The mother from Bend says she got minor traffic fines, including while driving in the city of Phoenix. The fees kept adding up.
She couldn’t pay, and ultimately, those fines turned into a suspended license.
Chavez owing more than $14,000 to 7 different courts in Oregon.
As a mother of 4, Chavez said she didn’t have many options other than driving with a suspended license, which is usually what led to the fines.
“I could never navigate this system to make it work for me, I could never get answers, they would always say that things were sent to collections so that was a dead end for me, even though I tried I could never get anywhere,” says Chavez.
With traffic debt dating back to 1999, Chavez contacted the Oregon Law Center for help.
The non-profit legal service, works to advocate for low income Oregonians.
It says they see this kind of problem a lot.
“We started asking our low income clients and we were astounded by the number of people affected by license suspension and court debt it’s 10’s of thousands of Oregonians who have their license suspended for this reason,” says Kelsey Heilman with the Oregon Law Center.
The non-profit helped Chavez reach out to all of the courts and seek an arrangement for the fines.
Some courts approved payment plans, some reduced the balance, some gave her community service.

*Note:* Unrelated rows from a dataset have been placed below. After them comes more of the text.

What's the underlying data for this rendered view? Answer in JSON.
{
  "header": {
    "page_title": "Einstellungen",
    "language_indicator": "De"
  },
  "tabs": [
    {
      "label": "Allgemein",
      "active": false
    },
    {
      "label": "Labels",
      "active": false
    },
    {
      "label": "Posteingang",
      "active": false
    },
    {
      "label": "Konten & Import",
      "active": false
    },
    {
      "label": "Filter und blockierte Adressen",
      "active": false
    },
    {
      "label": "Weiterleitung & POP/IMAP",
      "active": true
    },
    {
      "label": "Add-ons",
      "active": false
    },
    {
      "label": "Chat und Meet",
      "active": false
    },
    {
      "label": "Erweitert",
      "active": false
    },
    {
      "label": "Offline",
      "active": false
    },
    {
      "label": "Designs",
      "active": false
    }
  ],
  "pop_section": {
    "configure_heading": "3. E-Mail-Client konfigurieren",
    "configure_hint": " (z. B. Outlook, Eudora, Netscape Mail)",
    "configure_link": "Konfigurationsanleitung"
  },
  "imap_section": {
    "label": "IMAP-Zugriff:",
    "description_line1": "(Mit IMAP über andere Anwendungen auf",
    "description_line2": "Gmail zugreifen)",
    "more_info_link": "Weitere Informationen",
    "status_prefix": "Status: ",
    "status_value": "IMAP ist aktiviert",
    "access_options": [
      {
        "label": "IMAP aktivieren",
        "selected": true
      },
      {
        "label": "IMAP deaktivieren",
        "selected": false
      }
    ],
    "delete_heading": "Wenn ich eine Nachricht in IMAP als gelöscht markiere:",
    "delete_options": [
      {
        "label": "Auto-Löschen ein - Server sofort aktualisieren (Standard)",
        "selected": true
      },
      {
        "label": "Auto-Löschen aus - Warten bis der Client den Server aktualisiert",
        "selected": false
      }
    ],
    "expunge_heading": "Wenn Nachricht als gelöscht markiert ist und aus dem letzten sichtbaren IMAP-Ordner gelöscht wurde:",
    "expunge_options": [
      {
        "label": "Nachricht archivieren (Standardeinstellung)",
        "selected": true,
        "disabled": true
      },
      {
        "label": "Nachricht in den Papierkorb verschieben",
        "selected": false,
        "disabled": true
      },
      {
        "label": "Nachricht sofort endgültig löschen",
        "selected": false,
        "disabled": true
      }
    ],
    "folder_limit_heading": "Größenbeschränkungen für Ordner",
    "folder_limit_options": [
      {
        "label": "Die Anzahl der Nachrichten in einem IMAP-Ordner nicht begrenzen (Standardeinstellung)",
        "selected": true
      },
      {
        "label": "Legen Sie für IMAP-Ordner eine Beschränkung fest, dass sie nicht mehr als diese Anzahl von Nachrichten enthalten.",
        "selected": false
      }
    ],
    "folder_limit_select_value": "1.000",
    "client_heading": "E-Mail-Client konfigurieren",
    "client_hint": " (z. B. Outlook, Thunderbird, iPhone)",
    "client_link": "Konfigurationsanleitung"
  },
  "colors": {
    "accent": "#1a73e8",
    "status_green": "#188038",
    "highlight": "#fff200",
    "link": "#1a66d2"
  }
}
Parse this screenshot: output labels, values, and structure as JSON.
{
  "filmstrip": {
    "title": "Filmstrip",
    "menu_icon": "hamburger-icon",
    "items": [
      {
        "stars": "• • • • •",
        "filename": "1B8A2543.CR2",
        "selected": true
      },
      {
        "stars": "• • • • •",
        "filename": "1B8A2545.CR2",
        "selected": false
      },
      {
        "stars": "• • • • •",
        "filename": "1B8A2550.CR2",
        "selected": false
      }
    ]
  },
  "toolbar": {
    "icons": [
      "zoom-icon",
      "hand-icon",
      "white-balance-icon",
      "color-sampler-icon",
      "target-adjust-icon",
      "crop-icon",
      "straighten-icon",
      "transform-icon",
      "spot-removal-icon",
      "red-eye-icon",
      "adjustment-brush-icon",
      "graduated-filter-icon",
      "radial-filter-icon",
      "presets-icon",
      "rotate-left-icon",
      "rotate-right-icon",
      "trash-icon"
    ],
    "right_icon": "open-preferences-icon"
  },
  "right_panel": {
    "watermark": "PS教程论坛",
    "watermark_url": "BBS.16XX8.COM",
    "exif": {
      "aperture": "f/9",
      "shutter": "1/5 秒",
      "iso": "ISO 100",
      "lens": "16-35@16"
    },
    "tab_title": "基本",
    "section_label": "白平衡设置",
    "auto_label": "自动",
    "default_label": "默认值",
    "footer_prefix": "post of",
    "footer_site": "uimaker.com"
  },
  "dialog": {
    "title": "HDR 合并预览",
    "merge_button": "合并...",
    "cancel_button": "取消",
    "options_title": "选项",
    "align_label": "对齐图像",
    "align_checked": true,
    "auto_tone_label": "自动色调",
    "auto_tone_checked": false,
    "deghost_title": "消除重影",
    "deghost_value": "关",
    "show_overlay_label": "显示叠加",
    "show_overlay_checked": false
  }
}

“I knew that I owed it and I didn’t expect anyone to just give it to me free, so I was okay with doing whatever they wanted me to do as long as I could do something,” says Chavez.
The city of Phoenix reached an agreement to write off all traffic debts 10 years or older and clear those suspensions right away, not only for Chavez, but everyone else too.
The city says a factor in this decision was that many of those debts were simply uncollectable.
“If that makes it that much more complicated is it really worth penalizing people who cannot afford how ever their priorities are arranged or seem to somehow get their fines paid,” says Doug McGeary with the city of Phoenix.
Chavez says she encourage other drivers facing the same problems she did, to seek help and work out options to solve their traffic debts.
As for those with newer traffic debt, the Oregon Law Center says the city of Phoenix is currently supporting major debt compromises through things like a 50% balance reduction or through community service.